Ginsberg left NYC in 1953, to go to San Francisco on a long, winding, drug fueled road trip through the country. In 1955, it would appear that Ginsberg began to settle down, taking a job as a market analyst. However, it was during this time that he also began writing Howl, and after a thunderous performance of the first part of that poem in October of 1955 Ginsberg was rocketed to instant acclaim, with some calming that this reading g was the start of the poetic movement in San Francisco. Howl was also the subject of a long and protracted obscenity trial due to the explicit sexual nature of parts of the poem, the result of which being rocketing Ginsberg to national attention and making his works widely read.

After the publication of Howl, Ginsberg would live off the royalties of that poem for a number of years, traveling and living in Paris, South America, and India at various points throughout the late 1950’s and early 1960’s. During this time, Ginsberg would write, experiment with new drugs, and assist other beat poet’s in their own works and writings (such as Burroughs and his novel Naked Lunch). During his time in India, Ginsberg also became a Buddhist, which lead to him moving away from drugs and towards meditation on the path to enlightenment.

Returning to the U.S. in the late 1960’s, Ginsberg became a prominent spokesperson and prototypical image for the younger hippie generation, due to Ginsberg’s open homosexuality and protests of the Vietnam War. Eventually, Ginsberg would return to New York in 1973, becoming a tenured professor at Brooklyn college. he would continue to teach and publish from the city until his death from liver failure and other complications at age 70.

 

Analysis of Mugging

In Mugging, Ginsberg shows off much of what made him so widely admired as a poet while also employing many of the same techniques and methods used by other NYC writers of the past in order to more thoroughly convey his meanings and ideas.

The first thing Ginsberg is sure to show us in Mugging is the terrible conditions with which the lower class is forced to live in the city. While Ginsberg was personally wealthy, living his life as a buddhist meant casting away many of the earthly comforts money can buy, and for most of his time in NYC Ginsberg chose to live in a Lower East side tenement. The “Splattered Pavement” (Ginsberg 8) and overturned trash invokes some of the best images present in Riis’ work documenting the poor in NYC, and Ginsberg highlights that in the hundred years in between these two works being published not a lot has changed for these people.

There are also things in this poem that are distinctly Ginsberg, such as the diversions he takes in the poem in order to ruminate on the possibility that the FBI is watching him. These elements add a modern dimension to the poem when compared to the older pieces that also focused on the poor in NYC, but it is a modernization that feels incredibly specific to Ginsberg’s paranoid self. There is also the irony with which Ginsberg notes that, after being mugged, the mugger chose to leave the bag containing “$10,000” worth of poetry in Ginsberg’s estimation.

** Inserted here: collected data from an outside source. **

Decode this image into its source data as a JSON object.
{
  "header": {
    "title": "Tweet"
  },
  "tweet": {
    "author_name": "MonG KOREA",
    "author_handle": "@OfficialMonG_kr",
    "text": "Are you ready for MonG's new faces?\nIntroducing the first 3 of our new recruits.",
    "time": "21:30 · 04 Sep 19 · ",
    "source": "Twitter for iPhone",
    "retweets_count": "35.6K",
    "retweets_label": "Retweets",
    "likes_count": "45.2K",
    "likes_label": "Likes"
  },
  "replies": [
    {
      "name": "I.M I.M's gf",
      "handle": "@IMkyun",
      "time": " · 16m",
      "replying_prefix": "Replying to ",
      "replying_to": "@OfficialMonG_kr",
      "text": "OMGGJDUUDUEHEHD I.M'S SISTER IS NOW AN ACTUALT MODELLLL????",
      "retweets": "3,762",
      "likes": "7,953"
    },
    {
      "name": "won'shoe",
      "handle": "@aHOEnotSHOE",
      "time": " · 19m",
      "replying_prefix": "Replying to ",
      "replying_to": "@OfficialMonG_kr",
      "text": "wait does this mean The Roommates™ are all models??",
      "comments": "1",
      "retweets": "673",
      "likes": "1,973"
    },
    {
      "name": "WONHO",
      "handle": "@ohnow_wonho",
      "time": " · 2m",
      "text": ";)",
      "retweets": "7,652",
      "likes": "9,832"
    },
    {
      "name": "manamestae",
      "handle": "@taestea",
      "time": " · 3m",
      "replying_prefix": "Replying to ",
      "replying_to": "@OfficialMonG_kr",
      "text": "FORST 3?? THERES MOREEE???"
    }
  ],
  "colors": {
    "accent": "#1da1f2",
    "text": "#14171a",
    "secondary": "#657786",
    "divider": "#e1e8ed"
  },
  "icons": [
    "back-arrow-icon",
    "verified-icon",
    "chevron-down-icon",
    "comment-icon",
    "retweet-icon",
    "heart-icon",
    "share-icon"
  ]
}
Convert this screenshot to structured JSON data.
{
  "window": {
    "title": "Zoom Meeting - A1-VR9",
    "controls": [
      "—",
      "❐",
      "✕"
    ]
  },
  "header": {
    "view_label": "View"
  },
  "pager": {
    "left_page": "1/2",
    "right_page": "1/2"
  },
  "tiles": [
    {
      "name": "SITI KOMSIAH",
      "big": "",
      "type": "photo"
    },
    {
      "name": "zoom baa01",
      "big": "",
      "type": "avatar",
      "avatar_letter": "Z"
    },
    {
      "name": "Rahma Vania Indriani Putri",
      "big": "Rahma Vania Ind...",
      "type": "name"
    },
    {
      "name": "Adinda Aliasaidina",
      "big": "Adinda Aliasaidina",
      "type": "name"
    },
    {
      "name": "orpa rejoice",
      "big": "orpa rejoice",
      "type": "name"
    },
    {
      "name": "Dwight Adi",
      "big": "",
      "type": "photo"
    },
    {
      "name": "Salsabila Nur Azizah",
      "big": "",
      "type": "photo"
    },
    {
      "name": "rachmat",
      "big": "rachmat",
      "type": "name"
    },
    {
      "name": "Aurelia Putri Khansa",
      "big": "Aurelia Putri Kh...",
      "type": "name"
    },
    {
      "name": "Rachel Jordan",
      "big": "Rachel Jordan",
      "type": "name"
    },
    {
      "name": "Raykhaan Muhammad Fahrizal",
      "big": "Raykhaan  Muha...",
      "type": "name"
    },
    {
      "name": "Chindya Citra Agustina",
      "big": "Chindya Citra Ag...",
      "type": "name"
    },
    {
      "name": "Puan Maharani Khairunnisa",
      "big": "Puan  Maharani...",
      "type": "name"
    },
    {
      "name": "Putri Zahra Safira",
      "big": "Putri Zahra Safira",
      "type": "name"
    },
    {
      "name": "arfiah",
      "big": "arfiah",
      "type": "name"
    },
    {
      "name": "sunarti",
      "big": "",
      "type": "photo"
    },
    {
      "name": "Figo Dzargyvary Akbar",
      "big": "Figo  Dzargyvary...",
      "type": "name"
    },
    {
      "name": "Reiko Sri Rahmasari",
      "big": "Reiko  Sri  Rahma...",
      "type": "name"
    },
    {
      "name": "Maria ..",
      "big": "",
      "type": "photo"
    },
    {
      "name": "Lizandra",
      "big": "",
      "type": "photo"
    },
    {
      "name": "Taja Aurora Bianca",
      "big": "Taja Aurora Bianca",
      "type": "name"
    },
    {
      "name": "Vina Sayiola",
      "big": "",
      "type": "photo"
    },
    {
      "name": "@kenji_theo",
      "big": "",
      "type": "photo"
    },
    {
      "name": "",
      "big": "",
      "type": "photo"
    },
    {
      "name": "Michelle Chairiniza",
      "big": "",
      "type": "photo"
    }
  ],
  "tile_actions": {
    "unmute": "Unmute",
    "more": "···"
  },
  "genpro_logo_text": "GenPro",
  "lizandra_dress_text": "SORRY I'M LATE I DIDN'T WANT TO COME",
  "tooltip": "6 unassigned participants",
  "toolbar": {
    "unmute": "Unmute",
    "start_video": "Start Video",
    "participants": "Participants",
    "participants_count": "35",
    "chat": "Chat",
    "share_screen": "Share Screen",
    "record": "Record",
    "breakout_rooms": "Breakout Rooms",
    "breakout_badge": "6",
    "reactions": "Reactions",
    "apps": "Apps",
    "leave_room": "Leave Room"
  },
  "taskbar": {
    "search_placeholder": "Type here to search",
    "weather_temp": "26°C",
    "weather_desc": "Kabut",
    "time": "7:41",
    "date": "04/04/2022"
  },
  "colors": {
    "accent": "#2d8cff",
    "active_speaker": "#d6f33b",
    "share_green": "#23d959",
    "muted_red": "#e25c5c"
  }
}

Ultimately, Mugging is successful at both accurately portraying the kind of conditions that are being lived in during this period in NYC; conditions that would push someone into actually committing a mugging, and Ginsberg is sure to give the people living in these conditions a degree of humanity, as shown through the second part of the poem where the people outside Ginsberg’s apartment tell him they can’t possibly help him find the muggers due to the cops profiling them and fear of retaliation from the robbers.

 

 

Works Cited:

 

“Howl, Part III and Footnote to Howl (Audio Only).” Poets.org, Academy of American Poets, 25                           May 2017, www.poets.org/poetsorg/poet/allen-ginsberg.

 

Allen Ginsberg’s Life, www.english.illinois.edu/maps/poets/g_l/ginsberg/life.htm.

 

“Allen Ginsberg: Biography.” The Allen Ginsberg Project, allenginsberg.org/biography/.